If the AI is born without this potential, there is nothing to shape. (Also, here.)
Looking at the human example, there is a certain fraction of population born as psychopaths, and despite getting similar interactions, they grow up differently. Which shows that the capacities you are born with matter at least as much as the upbringing.
(This entire line of thinking seems to me like wishful thinking: If we treat the AI as a human baby, it will magically gain the capabilities—empathy, mirroring—of a human baby, and will grow up accordingly. No, it won’t. You don’t even need a superhuman AI to verify this; try the same experiment with a spider—who is more similar to humans than an AI—and observe the results.)

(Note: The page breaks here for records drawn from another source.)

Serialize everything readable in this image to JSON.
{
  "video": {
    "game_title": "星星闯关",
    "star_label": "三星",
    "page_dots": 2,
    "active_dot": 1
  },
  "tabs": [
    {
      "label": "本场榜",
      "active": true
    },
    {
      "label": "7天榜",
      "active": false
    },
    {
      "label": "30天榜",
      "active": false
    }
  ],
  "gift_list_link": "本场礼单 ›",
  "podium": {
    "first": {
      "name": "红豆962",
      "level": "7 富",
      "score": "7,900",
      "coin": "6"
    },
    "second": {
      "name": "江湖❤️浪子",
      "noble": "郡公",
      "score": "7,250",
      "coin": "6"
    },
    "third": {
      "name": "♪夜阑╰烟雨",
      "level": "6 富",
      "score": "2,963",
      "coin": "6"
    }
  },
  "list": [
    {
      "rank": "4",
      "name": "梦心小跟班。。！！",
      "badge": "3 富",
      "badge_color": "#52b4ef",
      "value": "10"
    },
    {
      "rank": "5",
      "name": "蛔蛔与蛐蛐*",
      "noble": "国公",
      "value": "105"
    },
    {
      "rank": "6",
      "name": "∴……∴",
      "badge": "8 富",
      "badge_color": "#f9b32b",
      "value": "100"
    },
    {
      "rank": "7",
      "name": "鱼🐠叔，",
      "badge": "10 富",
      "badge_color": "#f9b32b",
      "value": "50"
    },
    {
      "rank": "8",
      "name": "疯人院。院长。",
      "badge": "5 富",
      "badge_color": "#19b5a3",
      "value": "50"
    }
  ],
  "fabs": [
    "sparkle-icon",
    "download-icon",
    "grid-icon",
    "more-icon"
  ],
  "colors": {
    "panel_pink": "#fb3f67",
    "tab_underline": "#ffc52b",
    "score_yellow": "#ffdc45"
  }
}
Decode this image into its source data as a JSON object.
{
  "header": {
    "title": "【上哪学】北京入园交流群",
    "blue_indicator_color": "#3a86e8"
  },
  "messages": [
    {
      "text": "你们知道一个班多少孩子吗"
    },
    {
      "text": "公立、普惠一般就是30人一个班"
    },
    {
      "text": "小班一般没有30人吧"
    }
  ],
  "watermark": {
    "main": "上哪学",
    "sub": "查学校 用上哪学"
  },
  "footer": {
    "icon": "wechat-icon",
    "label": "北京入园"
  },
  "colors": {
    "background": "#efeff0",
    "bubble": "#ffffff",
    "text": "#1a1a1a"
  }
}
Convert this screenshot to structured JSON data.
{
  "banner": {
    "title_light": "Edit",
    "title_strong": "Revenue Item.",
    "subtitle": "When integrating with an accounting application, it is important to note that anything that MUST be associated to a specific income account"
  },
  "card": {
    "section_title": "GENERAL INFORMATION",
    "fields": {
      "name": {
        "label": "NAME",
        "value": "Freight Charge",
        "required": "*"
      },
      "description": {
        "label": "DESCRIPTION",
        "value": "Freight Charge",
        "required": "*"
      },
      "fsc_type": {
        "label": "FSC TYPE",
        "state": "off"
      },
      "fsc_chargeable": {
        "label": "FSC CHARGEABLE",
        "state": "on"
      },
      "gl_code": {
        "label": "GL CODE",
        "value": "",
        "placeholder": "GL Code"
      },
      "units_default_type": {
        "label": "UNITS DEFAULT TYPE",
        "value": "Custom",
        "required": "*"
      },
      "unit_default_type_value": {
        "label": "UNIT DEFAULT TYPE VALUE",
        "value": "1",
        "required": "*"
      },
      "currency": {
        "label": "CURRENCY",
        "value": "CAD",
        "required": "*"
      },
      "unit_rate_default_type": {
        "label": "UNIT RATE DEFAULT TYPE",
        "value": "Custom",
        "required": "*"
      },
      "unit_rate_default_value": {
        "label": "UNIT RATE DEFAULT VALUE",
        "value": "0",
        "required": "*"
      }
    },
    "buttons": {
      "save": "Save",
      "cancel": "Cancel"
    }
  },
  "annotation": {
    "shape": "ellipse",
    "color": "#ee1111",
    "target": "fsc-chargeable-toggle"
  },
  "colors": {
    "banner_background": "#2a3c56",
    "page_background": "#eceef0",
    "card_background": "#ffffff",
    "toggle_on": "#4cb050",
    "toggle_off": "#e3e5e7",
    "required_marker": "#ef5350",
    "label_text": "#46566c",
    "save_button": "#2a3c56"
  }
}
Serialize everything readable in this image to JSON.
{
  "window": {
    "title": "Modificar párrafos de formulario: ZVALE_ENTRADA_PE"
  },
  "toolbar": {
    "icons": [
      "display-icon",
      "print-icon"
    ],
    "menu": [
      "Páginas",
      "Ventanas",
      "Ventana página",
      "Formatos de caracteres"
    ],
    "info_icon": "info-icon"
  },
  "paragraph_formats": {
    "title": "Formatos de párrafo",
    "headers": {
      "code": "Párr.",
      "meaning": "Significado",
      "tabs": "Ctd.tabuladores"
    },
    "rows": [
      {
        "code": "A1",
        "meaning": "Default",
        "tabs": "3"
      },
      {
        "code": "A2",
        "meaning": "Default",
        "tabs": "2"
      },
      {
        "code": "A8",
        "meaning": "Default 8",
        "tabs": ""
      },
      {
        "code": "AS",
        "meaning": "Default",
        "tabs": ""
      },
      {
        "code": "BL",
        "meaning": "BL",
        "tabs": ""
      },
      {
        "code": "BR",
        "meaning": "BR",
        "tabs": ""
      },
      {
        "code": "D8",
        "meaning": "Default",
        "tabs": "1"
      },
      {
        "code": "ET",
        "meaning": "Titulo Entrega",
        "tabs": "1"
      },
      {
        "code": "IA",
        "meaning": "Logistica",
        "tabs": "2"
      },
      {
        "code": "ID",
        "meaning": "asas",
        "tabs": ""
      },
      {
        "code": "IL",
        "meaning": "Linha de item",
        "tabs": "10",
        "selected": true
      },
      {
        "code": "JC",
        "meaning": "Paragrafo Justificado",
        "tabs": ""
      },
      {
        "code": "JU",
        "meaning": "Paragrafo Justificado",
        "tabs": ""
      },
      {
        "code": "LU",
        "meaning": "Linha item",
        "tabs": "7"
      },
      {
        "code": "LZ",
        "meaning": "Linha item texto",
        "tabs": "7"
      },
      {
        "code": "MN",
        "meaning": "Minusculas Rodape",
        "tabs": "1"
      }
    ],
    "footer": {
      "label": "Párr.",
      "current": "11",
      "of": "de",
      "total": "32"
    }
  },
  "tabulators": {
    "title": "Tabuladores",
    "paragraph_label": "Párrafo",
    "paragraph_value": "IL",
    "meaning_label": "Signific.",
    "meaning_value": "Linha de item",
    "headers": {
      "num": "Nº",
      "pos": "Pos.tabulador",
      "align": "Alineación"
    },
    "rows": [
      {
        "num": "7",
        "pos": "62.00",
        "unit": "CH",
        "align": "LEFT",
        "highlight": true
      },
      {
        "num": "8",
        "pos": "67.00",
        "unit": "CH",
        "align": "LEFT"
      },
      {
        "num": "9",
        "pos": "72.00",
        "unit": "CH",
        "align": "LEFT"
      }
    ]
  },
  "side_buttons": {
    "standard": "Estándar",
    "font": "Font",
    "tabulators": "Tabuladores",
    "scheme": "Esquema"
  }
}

The implication that I didn’t think to spell out is that the AI should be programmed with the capacity for empathy. It’s more of a proposal of system design than a proposal of governance. Granted, the specifics of that design would be its own discussion entirely
I thought along similar lines and asked a question regarding the possibilities of sub-exponential growth, where the AI would be child-like and need some hand-holding to realize it’s full potential: https://www.lesswrong.com/posts/3H8bmvgqBBpk48Dgn/what-s-the-likelihood-of-only-sub-exponential-growth-for-agi
There are some more tangential discussions regarding this topic scattered throughout old posts. I would have posted what I found if my old notes were still handy.
In terms of published paper on this topic, there aren’t any as far as I can recall.
The most convincing argument against this possibility was provided by Lone Pine:
i.e. the ‘socialization phase’ would be a narrow window in the full range of possibilities allowed by human accessible resources. It wouldn’t take that long to make more compute available via worldwide Manhattan projects if a viable ‘AI child’ was proven, thus obviating the advantages that any human-like socialization could bring to bear in time.